To be sure, there’s a lot of irony wrapped up in the whole affair.
It took me a couple of weeks to get it. The thing is, if the Taraplins never existed—if their hyperengines were a fraud, just a front that the Qhigarians used to conceal their interstellar teleportation abilities—then now that the whole setup has been uncovered, what sense does it make for us to keep performing the “ancient and sacred” Protocol for Contact?
Especially considering that the Unworthy Pupils probably established the custom millions of years ago as a surreptitious way to gather DNA from the sentient species they discovered. Maybe they wanted to use it to build races of clone slaves, or maybe to enrich their own DNA and create the huge variety they now have in outward form. Either way, DNA-gathering was the whole point. But when the brilliant, paranoid Algolese invented the Countdown device to guard against unauthorized use of DNA taken from Contact Specialists, the system stopped working for the Alien Drifters. It only kept going out of sheer inertia.
So now we just do it because it’s the custom? So I let that slimy octopus Valaurgh-Alesh-23 play at being my otorhinolaryngologist and proctologist just because “habits are hard to break”? And then I “slept with” the supersized Peroptid version of Atevi for the same reason? And that’s why all the condomnauts of the Galactic Community do it?
I doubt it. But nobody’s even dared to bring the subject up. I suppose it’s hard for any rational being, human or Alien, to admit that we’ve been acting like idiots for such a long time. We already had to accept that we were taken in by their so-called hyperengines; i
t might be too much to ask of us to admit that the Protocol was another con.
Or else, there’s lots of us who actually like having an excuse for a little sexual experimenting.
The fact of the matter is that, even without Taraplins and Qhigarians, it looks like our Protocol for Contacts and our condomnauts will be around for the foreseeable future.
I just hope nobody gets the bright idea of trying to make Contact with the Peroptids’ enemies.
We still haven’t learned much about those mysterious extragalactic invaders, so powerful and cruel that the Peroptids fled the Greater Magellanic Cloud in search of allies to fight them. The Peroptids don’t even have a name for them. In their culture, naming something means recognizing that it exists. They think that defeating an enemy starts with rejecting its reality.

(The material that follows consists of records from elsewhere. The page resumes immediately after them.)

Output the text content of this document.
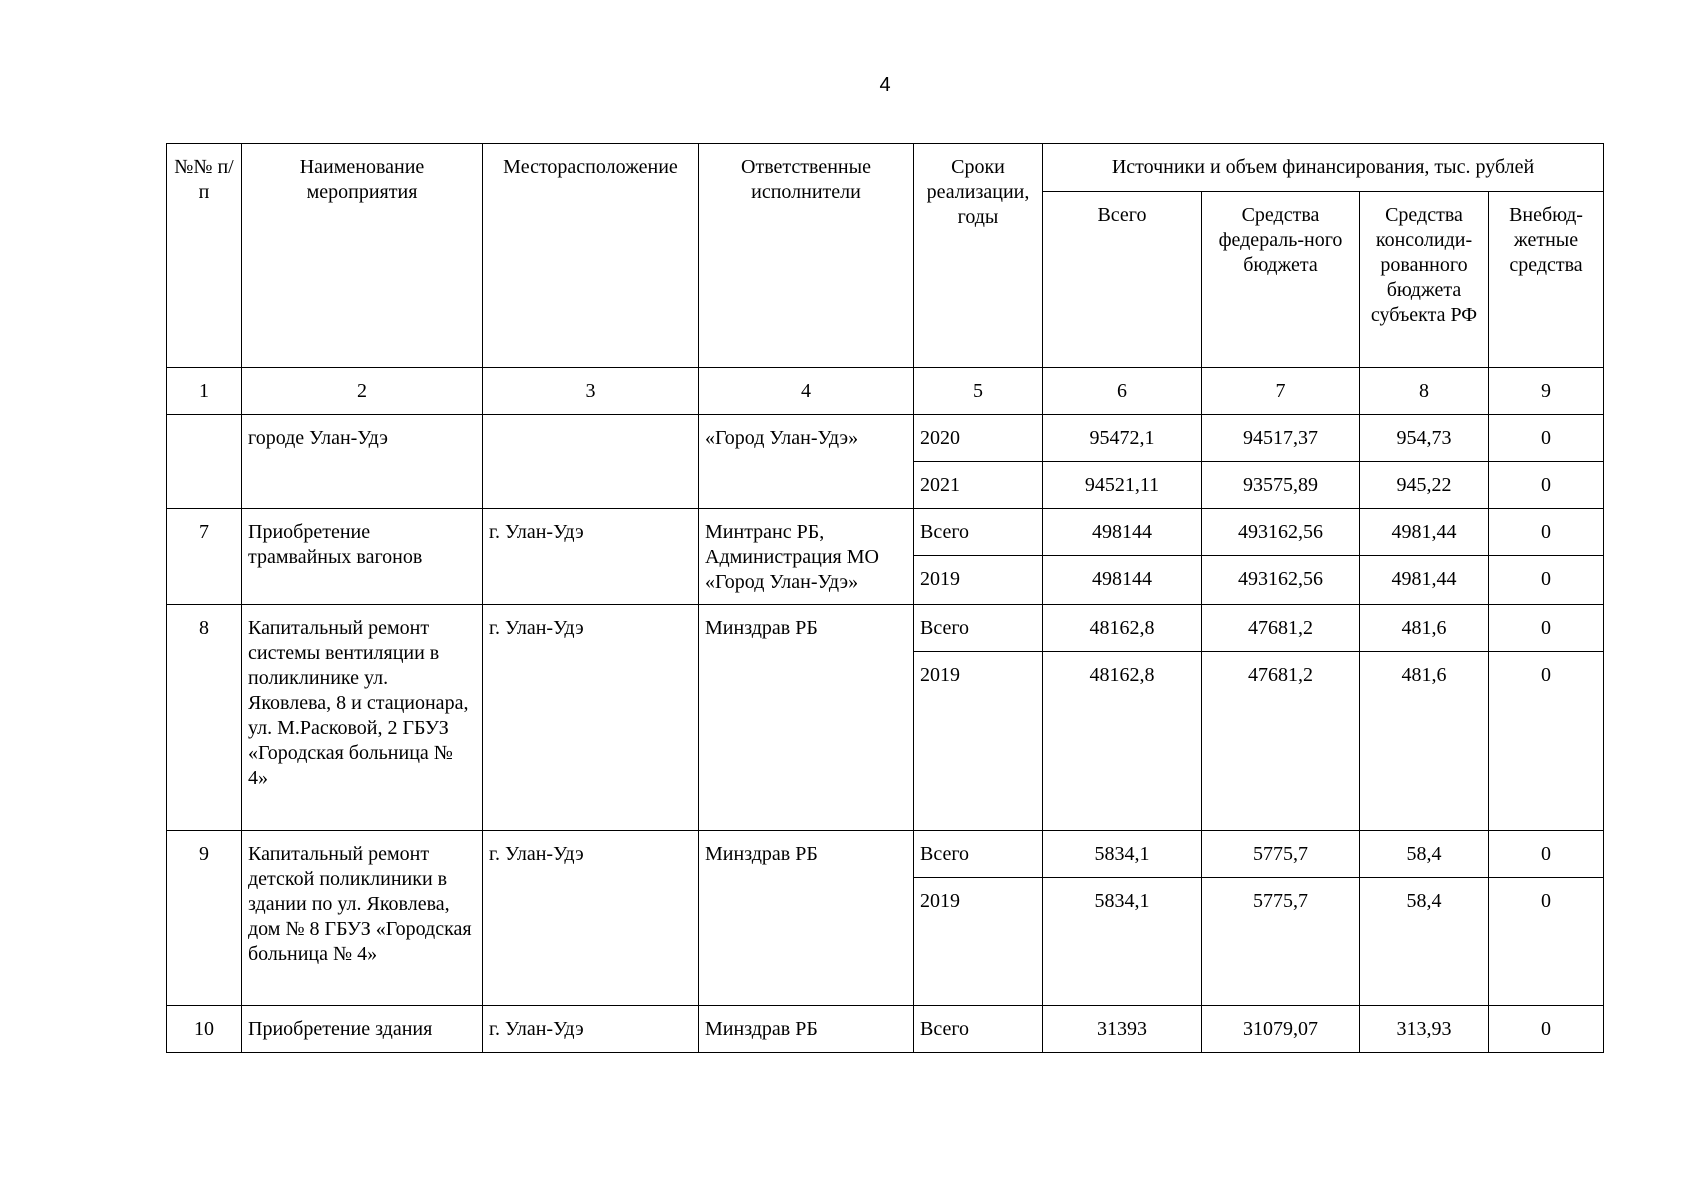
4
№№ п/п	Наименование мероприятия	Месторасположение	Ответственные исполнители	Сроки реализации, годы	Источники и объем финансирования, тыс. рублей			
					Всего	Средства федераль-ного бюджета	Средства консолиди-рованного бюджета субъекта РФ	Внебюд-жетные средства
1	2	3	4	5	6	7	8	9
	городе Улан-Удэ		«Город Улан-Удэ»	2020	95472,1	94517,37	954,73	0
				2021	94521,11	93575,89	945,22	0
7	Приобретение трамвайных вагонов	г. Улан-Удэ	Минтранс РБ, Администрация МО «Город Улан-Удэ»	Всего	498144	493162,56	4981,44	0
				2019	498144	493162,56	4981,44	0
8	Капитальный ремонт системы вентиляции в поликлинике ул. Яковлева, 8 и стационара, ул. М.Расковой, 2 ГБУЗ «Городская больница № 4»	г. Улан-Удэ	Минздрав РБ	Всего	48162,8	47681,2	481,6	0
				2019	48162,8	47681,2	481,6	0
9	Капитальный ремонт детской поликлиники в здании по ул. Яковлева, дом № 8 ГБУЗ «Городская больница № 4»	г. Улан-Удэ	Минздрав РБ	Всего	5834,1	5775,7	58,4	0
				2019	5834,1	5775,7	58,4	0
10	Приобретение здания	г. Улан-Удэ	Минздрав РБ	Всего	31393	31079,07	313,93	0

At the moment, the best guess is that they come from beyond the Milky Way and its dwarf satellite galaxies, though their ultimate origin is far from clear. As for what they’re like, our allies—who aren’t very skilled yet at making themselves clear; or perhaps, as our strategists suggest, they’re elusive about revealing valuable military secrets—say that they are creatures from negative space.

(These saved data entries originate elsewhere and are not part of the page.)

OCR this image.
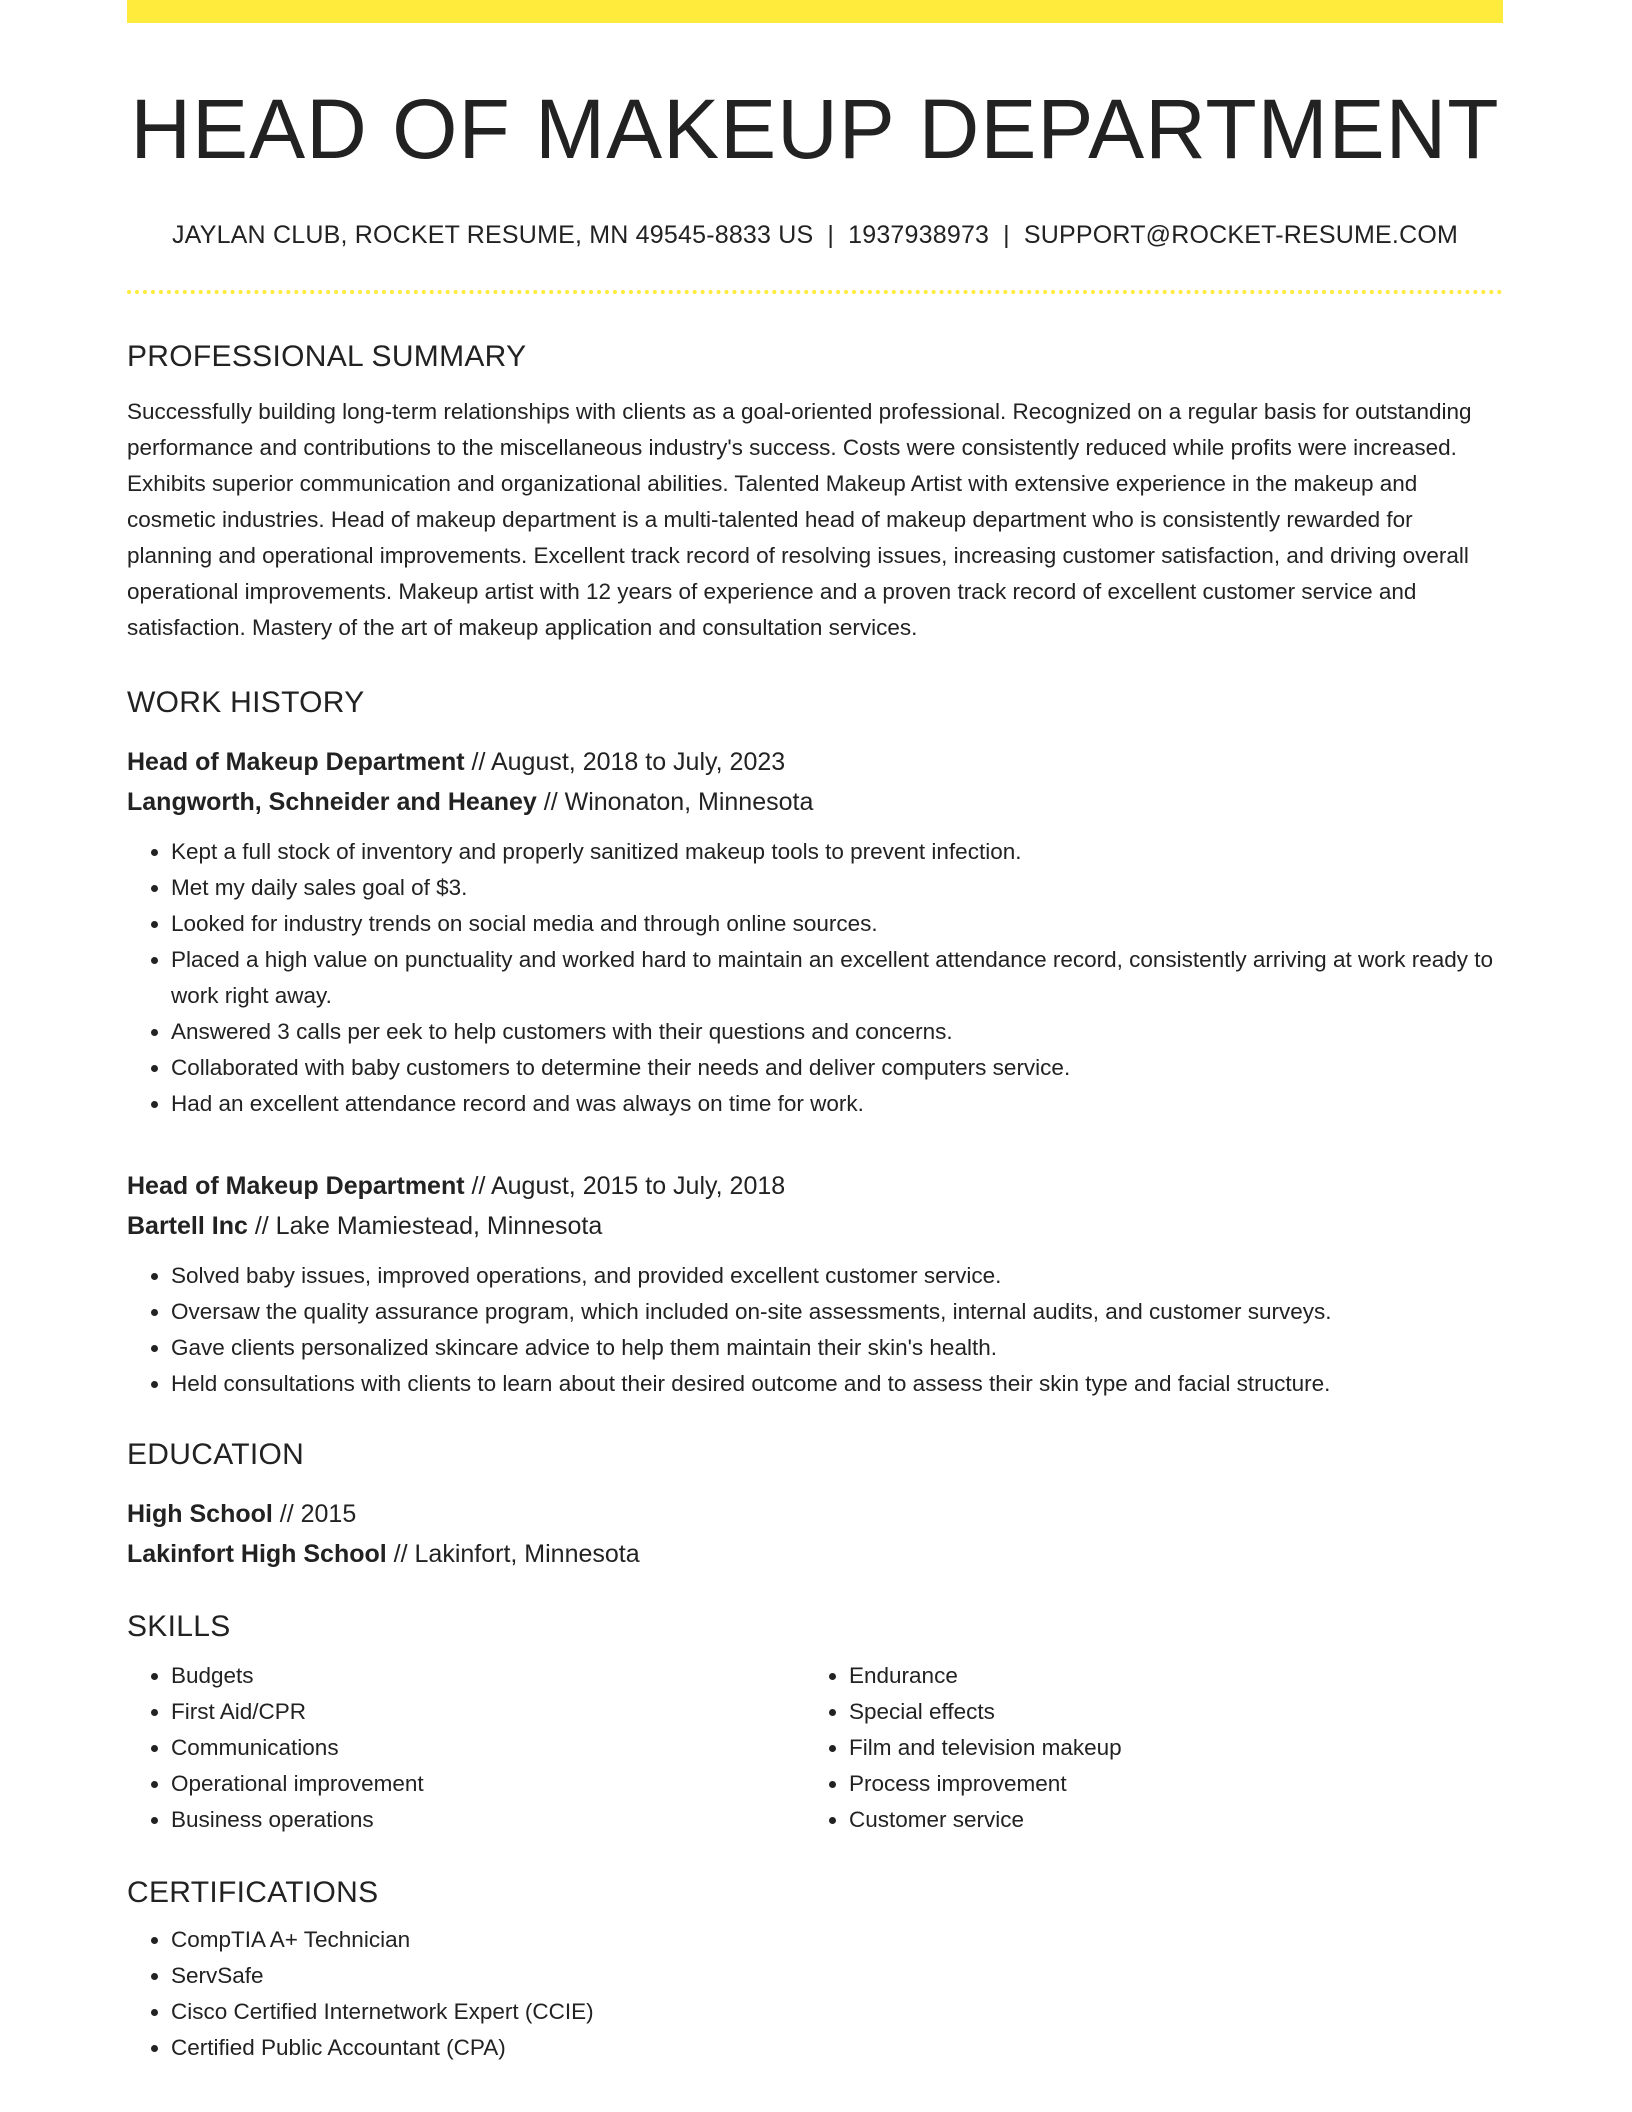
HEAD OF MAKEUP DEPARTMENT
JAYLAN CLUB, ROCKET RESUME, MN 49545-8833 US | 1937938973 | SUPPORT@ROCKET-RESUME.COM
PROFESSIONAL SUMMARY

Successfully building long-term relationships with clients as a goal-oriented professional. Recognized on a regular basis for outstanding performance and contributions to the miscellaneous industry's success. Costs were consistently reduced while profits were increased. Exhibits superior communication and organizational abilities. Talented Makeup Artist with extensive experience in the makeup and cosmetic industries. Head of makeup department is a multi-talented head of makeup department who is consistently rewarded for planning and operational improvements. Excellent track record of resolving issues, increasing customer satisfaction, and driving overall operational improvements. Makeup artist with 12 years of experience and a proven track record of excellent customer service and satisfaction. Mastery of the art of makeup application and consultation services.

WORK HISTORY
Head of Makeup Department // August, 2018 to July, 2023
Langworth, Schneider and Heaney // Winonaton, Minnesota
• Kept a full stock of inventory and properly sanitized makeup tools to prevent infection.
• Met my daily sales goal of $3.
• Looked for industry trends on social media and through online sources.
• Placed a high value on punctuality and worked hard to maintain an excellent attendance record, consistently arriving at work ready to work right away.
• Answered 3 calls per eek to help customers with their questions and concerns.
• Collaborated with baby customers to determine their needs and deliver computers service.
• Had an excellent attendance record and was always on time for work.
Head of Makeup Department // August, 2015 to July, 2018
Bartell Inc // Lake Mamiestead, Minnesota
• Solved baby issues, improved operations, and provided excellent customer service.
• Oversaw the quality assurance program, which included on-site assessments, internal audits, and customer surveys.
• Gave clients personalized skincare advice to help them maintain their skin's health.
• Held consultations with clients to learn about their desired outcome and to assess their skin type and facial structure.
EDUCATION
High School // 2015
Lakinfort High School // Lakinfort, Minnesota
SKILLS
• Budgets
• First Aid/CPR
• Communications
• Operational improvement
• Business operations
• Endurance
• Special effects
• Film and television makeup
• Process improvement
• Customer service
CERTIFICATIONS
• CompTIA A+ Technician
• ServSafe
• Cisco Certified Internetwork Expert (CCIE)
• Certified Public Accountant (CPA)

What’s that supposed to mean? Antimatter? We’ll have to make them clear that up for us. Just in case.
The bottom line is, they utterly ruin everything they come across, more interested in destruction than in conquest.
I just hope they find our friends the Qhigarians on one of their conquests and wipe them out.
Actually, our new allies think the Unworthy Pupils took off in such a peculiar rush simply because they feared the ruthless creatures. They must have come to the terrifying conclusion that, after finishing with both Magellanic Clouds, the unnamed enemies would come after our galaxy next. Being pacifists, which in their case means cowards, they opted for putting some distance between themselves and the new threat. Just as I figured. After all, if another species was going to take away their monopoly on hyperspace travel, why stick around?